I was under the impression that postgres will not allow me to declare a function immutable if it falls outside of the bounds of the definition. In example function sp_payment_iscash, the result would have been the same for every row with the same arguments, although that is because I willed it like that by design and not because it could not change through user action by manipulating the other tables references by the function.
I have other indexed immutable functions that references the table in the index and one more table. I will be taking a hard look at those as well.
The ability of postgres to index a function of this nature will be very much kick-ass if it could be supported in the future.

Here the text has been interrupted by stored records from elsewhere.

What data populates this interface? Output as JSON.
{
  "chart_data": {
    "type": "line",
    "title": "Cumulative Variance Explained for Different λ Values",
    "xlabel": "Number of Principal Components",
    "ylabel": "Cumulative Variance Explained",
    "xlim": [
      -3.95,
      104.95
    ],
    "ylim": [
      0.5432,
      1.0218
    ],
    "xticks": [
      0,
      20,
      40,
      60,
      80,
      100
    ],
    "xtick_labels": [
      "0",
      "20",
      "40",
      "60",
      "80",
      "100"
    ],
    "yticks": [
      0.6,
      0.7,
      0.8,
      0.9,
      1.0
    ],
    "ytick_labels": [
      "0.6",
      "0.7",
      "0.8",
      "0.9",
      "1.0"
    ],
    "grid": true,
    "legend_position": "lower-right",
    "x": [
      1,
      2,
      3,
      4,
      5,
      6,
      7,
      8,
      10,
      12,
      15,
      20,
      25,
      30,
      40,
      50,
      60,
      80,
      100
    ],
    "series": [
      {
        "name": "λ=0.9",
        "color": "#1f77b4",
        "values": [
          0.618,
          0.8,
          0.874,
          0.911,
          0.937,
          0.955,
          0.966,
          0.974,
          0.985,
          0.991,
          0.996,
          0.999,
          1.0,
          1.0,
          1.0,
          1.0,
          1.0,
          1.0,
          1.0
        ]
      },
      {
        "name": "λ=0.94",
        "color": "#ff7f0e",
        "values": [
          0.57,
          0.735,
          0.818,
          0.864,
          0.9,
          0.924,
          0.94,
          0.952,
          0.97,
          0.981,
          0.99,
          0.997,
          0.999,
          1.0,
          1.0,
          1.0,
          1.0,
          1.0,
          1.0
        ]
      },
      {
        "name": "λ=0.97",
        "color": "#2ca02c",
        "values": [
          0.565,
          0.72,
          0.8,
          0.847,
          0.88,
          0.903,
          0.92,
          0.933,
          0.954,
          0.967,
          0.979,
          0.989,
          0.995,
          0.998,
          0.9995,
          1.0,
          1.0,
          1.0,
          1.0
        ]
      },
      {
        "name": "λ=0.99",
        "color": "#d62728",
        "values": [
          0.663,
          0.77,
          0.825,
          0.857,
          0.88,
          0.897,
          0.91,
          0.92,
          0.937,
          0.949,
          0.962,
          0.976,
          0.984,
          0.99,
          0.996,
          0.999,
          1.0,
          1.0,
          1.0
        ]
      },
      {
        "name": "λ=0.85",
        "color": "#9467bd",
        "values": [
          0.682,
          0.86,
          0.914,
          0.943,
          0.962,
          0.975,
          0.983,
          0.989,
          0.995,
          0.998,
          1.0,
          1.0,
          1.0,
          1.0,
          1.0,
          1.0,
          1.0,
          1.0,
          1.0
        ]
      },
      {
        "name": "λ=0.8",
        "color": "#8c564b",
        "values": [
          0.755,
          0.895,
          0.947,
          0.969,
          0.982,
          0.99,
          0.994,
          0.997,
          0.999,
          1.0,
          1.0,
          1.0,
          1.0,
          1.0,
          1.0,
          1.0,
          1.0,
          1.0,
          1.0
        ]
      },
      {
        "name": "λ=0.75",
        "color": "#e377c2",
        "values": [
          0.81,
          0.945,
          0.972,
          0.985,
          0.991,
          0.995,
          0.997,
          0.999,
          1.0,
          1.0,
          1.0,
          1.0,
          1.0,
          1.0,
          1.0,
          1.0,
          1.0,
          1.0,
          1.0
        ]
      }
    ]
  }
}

Thanks for your valuable input.
Regards.
On Mon, Mar 14, 2016 at 1:13 AM, Tom Lane <tgl@sss.pgh.pa.us> wrote:
[ sorry for slow response ] Desmond Coertzen <patrolliekaptein@gmail.com> writes: > I cannot create this index on 9.3.11. I tried to recreate the index on > 9.3.11 after my restore of my live setup from 8.4.22.
> New detail in the output this time: > ERROR: could not read block 0 in file "base/28654/39611": read only 0 of > 8192 bytes
I think you are running into the same issue discussed in this thread:
namely that you are trying to create an index on an allegedly immutable function which, far from being immutable, actually attempts to consult the table that the index is on. That's never been considered supported, which is why not a lot of enthusiasm has been mustered for suppressing this weird error message. The error message is indeed annoying and confusing, but it's not like such an index could be expected to work usefully if we prevented the error during index build. In the example you've got here, not only is the function consulting the underlying table, but four other tables as well. Updates on any one of those could invalidate the result, but there's no mechanism to cause the index entries to be recomputed when some other table changes.
So in short, you really need to reconsider trying to use an index this way.